Critique du volume manga
Publiée le Jeudi, 17 Juillet 2025
Pan éditorial boudé chez nous, le Teen’s Love a droit à une reconnaissance depuis peu dans nos étalages. Deux éditeurs ont particulièrement assumé ces récits : Meian avec sa collection Teens Love, mais aussi Taifu Comics et son label Cripsy Love. Ce dernier est d’ailleurs le premier à avoir lancé les hostilités avec une première fournée de titres. Parmi eux, See u on Friday, Baby violet de Hiro Eguchi, une mangaka spécialisée dans les œuvres érotiques à destination du lectorat féminin. Taifu semble faire d’elle l’une des premières égéries de sa collection puisque, outre les deux volumes de la courte série, l’éditeur a aussi publié son one-shot XXX Lecture. Une démarche d’autant plus appréciable que le premier tome, dont il est question dans cette chronique, se révèle particulièrement satisfaisant.
Sumire Mizuno est une employée de bureau dans la vingtaine qui excelle dans son domaine, mais qui s’avère peu sociable. Derrière cette facette sérieuse se cache une jeune femme complexée par sa virginité, qui l’exulte à travers un compte érotique anonyme sur les réseaux sociaux, par lesquels elle se présente sous son plus simple appareil via des photos aguicheuses. Par son travail, elle fait la connaissance de Shûji Murasaki, designer d’une société de lingerie dont les créations relèvent de la passion. Ce dernier a reconnu celle qui se cache derrière le compte coquin, et leur rencontre lui paraît providentielle. Prêt à garder le secret concernant les activités de Sumire, il ne lui demande qu’une chose : essayer ses prototypes de modèles. En contrepartie, la jeune femme a une demande : que Shûji fasse l’amour avec elle.
Exclusivement centrée sur ses deux protagonistes, l’histoire narrée par Hiro Eguchi sait parfaitement traiter ses sujets de prédilections, et par conséquent la psychologie des deux figures concernées. D’un côté, une Sumire complexée par sa virginité et, de l’autre, Shûji peine à trouver l’assurance pour honorer ses rêves de stylisme en lingerie. Ce premier tome est en réalité un opus autosuffisant qui aborde les dilemmes de ces personnages tout en croquant habilement leur relation. De leur rencontre à la dernière page, c’est leur histoire et leurs évolutions côte à côte qui nous sont dépeintes dans un rythme rondement mené qui sait enchaîner les quiproquos, situations torrides et progressions des sentiments des protagonistes.

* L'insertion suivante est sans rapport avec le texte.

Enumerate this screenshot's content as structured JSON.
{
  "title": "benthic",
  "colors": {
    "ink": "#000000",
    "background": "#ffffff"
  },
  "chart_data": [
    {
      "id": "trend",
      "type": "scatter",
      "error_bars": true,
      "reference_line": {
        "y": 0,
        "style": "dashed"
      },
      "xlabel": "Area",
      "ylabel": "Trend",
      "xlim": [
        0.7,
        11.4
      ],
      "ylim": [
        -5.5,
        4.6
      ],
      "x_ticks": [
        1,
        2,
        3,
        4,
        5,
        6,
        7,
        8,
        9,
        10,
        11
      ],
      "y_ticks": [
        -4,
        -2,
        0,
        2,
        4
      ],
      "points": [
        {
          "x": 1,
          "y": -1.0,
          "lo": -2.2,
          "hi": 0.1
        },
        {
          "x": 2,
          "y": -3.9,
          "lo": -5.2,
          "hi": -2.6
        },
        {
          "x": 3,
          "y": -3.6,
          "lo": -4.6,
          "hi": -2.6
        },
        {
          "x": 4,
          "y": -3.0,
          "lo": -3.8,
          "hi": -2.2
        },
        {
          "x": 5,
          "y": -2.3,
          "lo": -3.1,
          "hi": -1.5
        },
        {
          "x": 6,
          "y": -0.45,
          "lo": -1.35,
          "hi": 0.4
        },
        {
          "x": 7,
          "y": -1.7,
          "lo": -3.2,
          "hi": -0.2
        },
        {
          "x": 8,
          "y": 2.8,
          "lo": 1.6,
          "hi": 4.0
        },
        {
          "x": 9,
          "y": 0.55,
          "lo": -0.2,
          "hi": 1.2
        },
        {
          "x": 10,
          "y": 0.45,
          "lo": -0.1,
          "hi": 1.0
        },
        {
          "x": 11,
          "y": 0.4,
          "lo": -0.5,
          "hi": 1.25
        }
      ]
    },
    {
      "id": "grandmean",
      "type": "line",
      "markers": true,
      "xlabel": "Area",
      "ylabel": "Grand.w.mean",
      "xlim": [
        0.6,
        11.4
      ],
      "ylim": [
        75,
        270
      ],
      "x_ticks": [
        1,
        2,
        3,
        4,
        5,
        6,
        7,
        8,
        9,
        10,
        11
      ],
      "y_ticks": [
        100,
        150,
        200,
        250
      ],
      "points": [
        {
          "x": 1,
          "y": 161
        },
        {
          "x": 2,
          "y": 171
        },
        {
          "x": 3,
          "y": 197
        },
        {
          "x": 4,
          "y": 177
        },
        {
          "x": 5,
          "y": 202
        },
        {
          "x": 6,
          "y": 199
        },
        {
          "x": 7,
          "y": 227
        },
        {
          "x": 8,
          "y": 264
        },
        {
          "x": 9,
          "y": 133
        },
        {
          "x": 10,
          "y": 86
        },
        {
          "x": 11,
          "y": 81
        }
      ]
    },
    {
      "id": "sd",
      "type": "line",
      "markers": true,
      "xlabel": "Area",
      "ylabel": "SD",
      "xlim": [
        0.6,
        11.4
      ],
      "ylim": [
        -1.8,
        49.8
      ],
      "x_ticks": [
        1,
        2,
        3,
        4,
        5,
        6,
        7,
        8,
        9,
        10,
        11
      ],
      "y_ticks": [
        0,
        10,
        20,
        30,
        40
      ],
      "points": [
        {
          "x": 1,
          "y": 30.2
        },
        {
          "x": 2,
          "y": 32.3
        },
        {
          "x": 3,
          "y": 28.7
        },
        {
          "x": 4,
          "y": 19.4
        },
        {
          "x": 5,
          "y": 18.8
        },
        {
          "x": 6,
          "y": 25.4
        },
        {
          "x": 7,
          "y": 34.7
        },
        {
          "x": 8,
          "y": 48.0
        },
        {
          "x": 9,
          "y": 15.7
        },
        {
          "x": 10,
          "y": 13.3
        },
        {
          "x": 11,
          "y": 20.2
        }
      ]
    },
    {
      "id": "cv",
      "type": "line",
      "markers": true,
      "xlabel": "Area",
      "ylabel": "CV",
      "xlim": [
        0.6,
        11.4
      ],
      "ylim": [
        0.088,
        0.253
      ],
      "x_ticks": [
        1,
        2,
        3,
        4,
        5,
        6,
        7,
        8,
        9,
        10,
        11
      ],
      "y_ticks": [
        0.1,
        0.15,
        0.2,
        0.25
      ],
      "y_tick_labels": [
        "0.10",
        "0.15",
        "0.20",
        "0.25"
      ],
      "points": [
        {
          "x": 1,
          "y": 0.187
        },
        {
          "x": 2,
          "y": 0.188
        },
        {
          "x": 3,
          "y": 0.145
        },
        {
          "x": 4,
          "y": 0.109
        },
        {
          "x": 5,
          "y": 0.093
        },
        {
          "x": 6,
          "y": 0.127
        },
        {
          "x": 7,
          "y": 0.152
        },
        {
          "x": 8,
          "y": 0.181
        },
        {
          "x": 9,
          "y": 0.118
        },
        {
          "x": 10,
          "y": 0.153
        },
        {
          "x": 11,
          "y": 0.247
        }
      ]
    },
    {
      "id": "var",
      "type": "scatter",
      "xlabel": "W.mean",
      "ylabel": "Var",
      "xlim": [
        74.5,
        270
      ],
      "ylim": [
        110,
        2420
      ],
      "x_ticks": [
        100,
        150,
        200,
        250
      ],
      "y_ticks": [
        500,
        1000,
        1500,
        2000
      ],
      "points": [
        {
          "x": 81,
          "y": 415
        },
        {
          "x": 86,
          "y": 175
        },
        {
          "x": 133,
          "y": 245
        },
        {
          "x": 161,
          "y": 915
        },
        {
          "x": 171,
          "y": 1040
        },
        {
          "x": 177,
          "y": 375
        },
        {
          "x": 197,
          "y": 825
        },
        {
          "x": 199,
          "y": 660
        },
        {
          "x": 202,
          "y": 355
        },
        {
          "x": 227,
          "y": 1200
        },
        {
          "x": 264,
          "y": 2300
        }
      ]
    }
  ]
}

La subtilité du récit vient aussi de l’importance de la lingerie féminine en toile de fond. Loin de seulement habiller l’érotisme de l’ouvrage, elle pousse de vrais questionnements sur la vision que peut avoir la gent masculine sur ces vêtements en opposition avec le côté pratique mis en relief par l’écriture féminine de l’intrigue. C’est non seulement charmant en termes d’esthétique, mais aussi pertinent sur le plan narratif.
Puis, il est indéniable que le trait expressif et anguleux de la mangaka donne un cachet tout particulier aux scènes de rapports charnels. Puisque l’on découvre véritable ce pan du manga sous son appellation Teen’s Love, il convient de noter que les séquences sont explicites, et que l’œuvre n’est donc pas à mettre entre toutes les mains. Pour dépeindre son érotisme, l’autrice sait utiliser les tempéraments de ses protagonistes, y ajouter l’élégance de la lingerie et raconter de véritables échanges humains dans chaque rapport. Un équilibre d’autant plus présent qu’il est découpé en une progression à base de préliminaires, donnant une sorte de schéma narratif à cette relation charnelle qui se développe entre Sumire et Shûji. Si le trait de Hiro Eguchi ne va pas forcément convenir à toutes et à tous (mais que votre serviteur a adoré), ce que la portée explicite de l’ouvrage raconte est particulièrement prenant.
Il en résulte un opus vraiment convaincant, porté par des personnages attachants et ponctué de moult petites subtilités, pour l’une des premières approches frontales du Teens’ Love par les éditions Taifu. On n’évite pas certains écueils tels que des quiproquos un poil grossiers, mais le reste du tome est suffisamment bon pour qu’on n’y prête guère attention. Si l’ouvrage se suffit à lui-même, on est quand même enthousiastes à l’idée de retrouver les deux protagonistes dans un deuxième opus sous-titré « Re:play ».